Los perfumes

Autor: Adolfo Carreto 

 

 

     ¡Quién lo iba a sospechar! ¡Cómo sospechar que esos perfumes tan costosos para el buen ver, para el buen oler, para la buena puesta en la escena social, para el buen comentario, para tantas cosas, iban a ser tan destructivamente mortales! ¡Quién iba a sospechar que la publicidad tan aparentemente inofensiva, tan enfundada, envasada en esa belleza que habla de placer, que incita al placer, que se saborea en el placer por medio del conducto del olor, iba a ser tan nefasta!.

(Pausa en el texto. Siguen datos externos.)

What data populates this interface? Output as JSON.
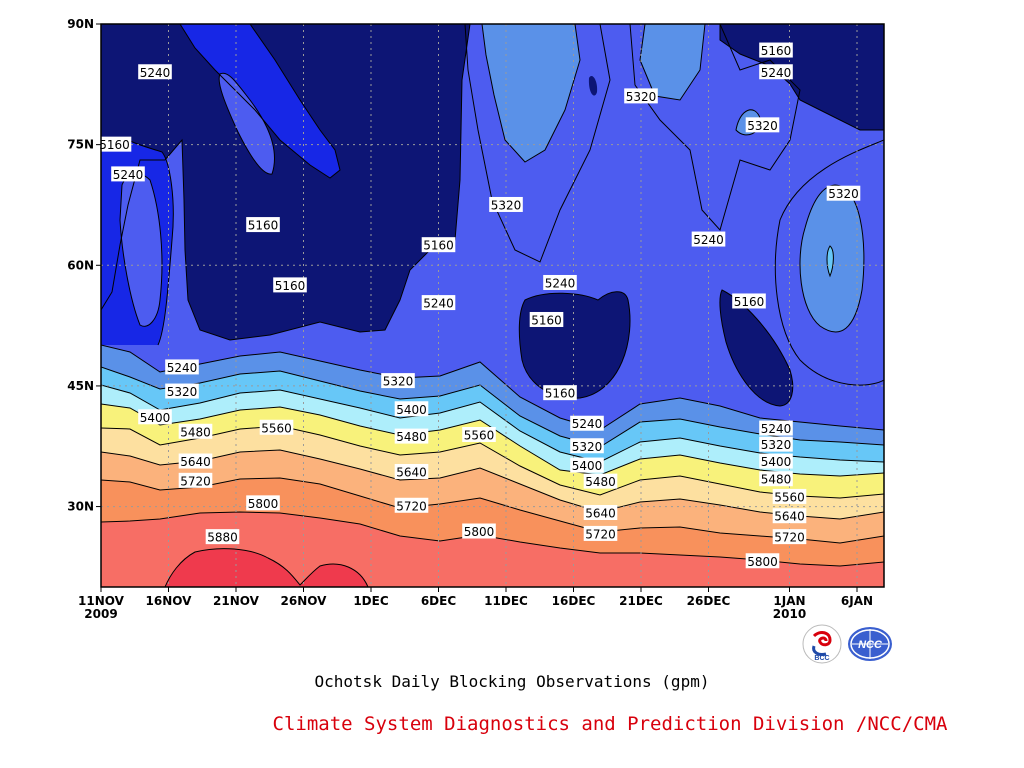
{
  "title": "Ochotsk Daily Blocking Observations (gpm)",
  "credit": "Climate System Diagnostics and Prediction Division /NCC/CMA",
  "logos": {
    "left_text": "BCC",
    "right_text": "NCC"
  },
  "chart_data": {
    "type": "heatmap",
    "subtype": "filled-contour time-latitude",
    "variable": "500hPa geopotential height",
    "units": "gpm",
    "x_range": [
      "2009-11-11",
      "2010-01-08"
    ],
    "y_range": [
      20,
      90
    ],
    "grid": true,
    "x_ticks": [
      {
        "date": "2009-11-11",
        "label": "11NOV",
        "sublabel": "2009"
      },
      {
        "date": "2009-11-16",
        "label": "16NOV"
      },
      {
        "date": "2009-11-21",
        "label": "21NOV"
      },
      {
        "date": "2009-11-26",
        "label": "26NOV"
      },
      {
        "date": "2009-12-01",
        "label": "1DEC"
      },
      {
        "date": "2009-12-06",
        "label": "6DEC"
      },
      {
        "date": "2009-12-11",
        "label": "11DEC"
      },
      {
        "date": "2009-12-16",
        "label": "16DEC"
      },
      {
        "date": "2009-12-21",
        "label": "21DEC"
      },
      {
        "date": "2009-12-26",
        "label": "26DEC"
      },
      {
        "date": "2010-01-01",
        "label": "1JAN",
        "sublabel": "2010"
      },
      {
        "date": "2010-01-06",
        "label": "6JAN"
      }
    ],
    "y_ticks": [
      {
        "lat": 30,
        "label": "30N"
      },
      {
        "lat": 45,
        "label": "45N"
      },
      {
        "lat": 60,
        "label": "60N"
      },
      {
        "lat": 75,
        "label": "75N"
      },
      {
        "lat": 90,
        "label": "90N"
      }
    ],
    "levels": [
      5160,
      5240,
      5320,
      5400,
      5480,
      5560,
      5640,
      5720,
      5800,
      5880
    ],
    "colors": [
      "#0d1575",
      "#1727e6",
      "#4d5cf0",
      "#5a91e8",
      "#67c7f7",
      "#aeeefb",
      "#f8f27b",
      "#fde0a0",
      "#fbb27c",
      "#f8915c",
      "#f76e65",
      "#ef3a4d"
    ],
    "contour_labels": [
      {
        "date": "2009-11-15",
        "lat": 84,
        "value": 5240
      },
      {
        "date": "2009-11-12",
        "lat": 75,
        "value": 5160
      },
      {
        "date": "2009-11-13",
        "lat": 71.3,
        "value": 5240
      },
      {
        "date": "2009-11-23",
        "lat": 65,
        "value": 5160
      },
      {
        "date": "2009-11-25",
        "lat": 57.5,
        "value": 5160
      },
      {
        "date": "2009-12-06",
        "lat": 62.5,
        "value": 5160
      },
      {
        "date": "2009-12-06",
        "lat": 55.3,
        "value": 5240
      },
      {
        "date": "2009-12-11",
        "lat": 67.5,
        "value": 5320
      },
      {
        "date": "2009-12-15",
        "lat": 57.8,
        "value": 5240
      },
      {
        "date": "2009-12-14",
        "lat": 53.2,
        "value": 5160
      },
      {
        "date": "2009-12-21",
        "lat": 81,
        "value": 5320
      },
      {
        "date": "2009-12-31",
        "lat": 86.7,
        "value": 5160
      },
      {
        "date": "2009-12-31",
        "lat": 84,
        "value": 5240
      },
      {
        "date": "2009-12-30",
        "lat": 77.4,
        "value": 5320
      },
      {
        "date": "2009-12-26",
        "lat": 63.2,
        "value": 5240
      },
      {
        "date": "2009-12-29",
        "lat": 55.5,
        "value": 5160
      },
      {
        "date": "2010-01-05",
        "lat": 68.9,
        "value": 5320
      },
      {
        "date": "2009-11-17",
        "lat": 47.3,
        "value": 5240
      },
      {
        "date": "2009-11-17",
        "lat": 44.3,
        "value": 5320
      },
      {
        "date": "2009-11-15",
        "lat": 41.1,
        "value": 5400
      },
      {
        "date": "2009-11-18",
        "lat": 39.3,
        "value": 5480
      },
      {
        "date": "2009-11-24",
        "lat": 39.8,
        "value": 5560
      },
      {
        "date": "2009-11-18",
        "lat": 35.6,
        "value": 5640
      },
      {
        "date": "2009-11-18",
        "lat": 33.2,
        "value": 5720
      },
      {
        "date": "2009-11-23",
        "lat": 30.4,
        "value": 5800
      },
      {
        "date": "2009-11-20",
        "lat": 26.2,
        "value": 5880
      },
      {
        "date": "2009-12-03",
        "lat": 45.6,
        "value": 5320
      },
      {
        "date": "2009-12-04",
        "lat": 42.1,
        "value": 5400
      },
      {
        "date": "2009-12-04",
        "lat": 38.7,
        "value": 5480
      },
      {
        "date": "2009-12-09",
        "lat": 38.9,
        "value": 5560
      },
      {
        "date": "2009-12-04",
        "lat": 34.3,
        "value": 5640
      },
      {
        "date": "2009-12-04",
        "lat": 30.1,
        "value": 5720
      },
      {
        "date": "2009-12-09",
        "lat": 26.9,
        "value": 5800
      },
      {
        "date": "2009-12-15",
        "lat": 44.1,
        "value": 5160
      },
      {
        "date": "2009-12-17",
        "lat": 40.3,
        "value": 5240
      },
      {
        "date": "2009-12-17",
        "lat": 37.5,
        "value": 5320
      },
      {
        "date": "2009-12-17",
        "lat": 35.1,
        "value": 5400
      },
      {
        "date": "2009-12-18",
        "lat": 33.1,
        "value": 5480
      },
      {
        "date": "2009-12-18",
        "lat": 29.2,
        "value": 5640
      },
      {
        "date": "2009-12-18",
        "lat": 26.6,
        "value": 5720
      },
      {
        "date": "2009-12-31",
        "lat": 39.7,
        "value": 5240
      },
      {
        "date": "2009-12-31",
        "lat": 37.7,
        "value": 5320
      },
      {
        "date": "2009-12-31",
        "lat": 35.6,
        "value": 5400
      },
      {
        "date": "2009-12-31",
        "lat": 33.4,
        "value": 5480
      },
      {
        "date": "2010-01-01",
        "lat": 31.2,
        "value": 5560
      },
      {
        "date": "2010-01-01",
        "lat": 28.8,
        "value": 5640
      },
      {
        "date": "2010-01-01",
        "lat": 26.2,
        "value": 5720
      },
      {
        "date": "2009-12-30",
        "lat": 23.2,
        "value": 5800
      }
    ]
  }
}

     Quien más, quien menos, todos hemos echado alguna vez manos de estas marcas: Boss, ArmanI, Jean Paul Gaultier, y tantas otras, para que nos dijeran que estábamos perfumados con lo caro, con lo de élite, con lo de página del corazón, con lo de garantía. Todos, quien más, quien menos, hemos presumido de confortablemente olorosos enmascarados en estos perfumes que, si eran ofensivos, lo eran para la ofensiva de la aceptación. Inclusive, todos, quien más, quien menos, y según nuestras posibilidades, hemos tenido el orgullo publicitario de regalar algunos de estos perfumes, pues nunca se equivoca uno en el regalo. Y mire usted por donde, ha tenido que venir este suicida jamaiquino, este tal Jermaine Linday, este degollador de Londres, para hacernos saber de qué calibre de destrucción y muerte colectiva son estas marcas.

     ¿A qué marca tendremos que oler de ahora en adelante? ¿Con qué perfume nos deleitaremos? ¿Con cuál desearemos que nos deleiten?. Hasta los perfumes parecen haber mudado de esencia con esto del terrorismo Al Qaeda. Y si los perfumes, que eran para todo lo contrario, es decir, para la pasión del acercamiento y del buen entendimiento,  se han convertido en tan destructivos ¿de qué podremos fiarnos?

     Esta peste del terrorismo nos ha sumido en la más terrible de las incertidumbres: la de la desconfianza. La desconfianza del lugar en el que estamos, la desconfianza del trasporte que elegimos, la desconfianza del buenazo con el que nos topamos, la desconfianza ante el profesional de corbata, del profesor condescendiente, del hombre o de la mujer de buen ver: la desconfianza del tiempo, del día, del año, de la conmemoración, de la reunión, del desfile; la desconfianza de andar a pie, de caminar por lugar público, de encerrarte en una discoteca; la desconfianza en la manifestación, en el templo, en la mezquita, en el cuartel, en la patrulla. La desconfianza en todo lo que se nos antoje que, por el camino que vamos en esto del terrorismo, pareciera que la fantasía se agota.

     Podíamos sospechar de muchas cosas, pero de perfumes, jamás. Y menos de estos de marca. Porque, si fueran falsificados, hasta cabe; alguna explicación habría que encontrar para maldecir a las falsificaciones. Pero no, de marca publicitada, de dinero contante y sonante, de prestigio, de aceptación.

     Me ha lastimado mucho esta noticia. Un muchacho, de diecinueve años, que podía utilizar estos perfumes para esas exigencias que los diecinueve años publicita la publicidad, pues no. Nos ha enseñado a todos que ya no estamos a salvo ni siquiera de la apariencia, del buen ver. ¡Qué cosas está enseñándonos esta locura del moderno terrorismo que hasta a las fragancias más exquisitas las convierte en olor a podrido!.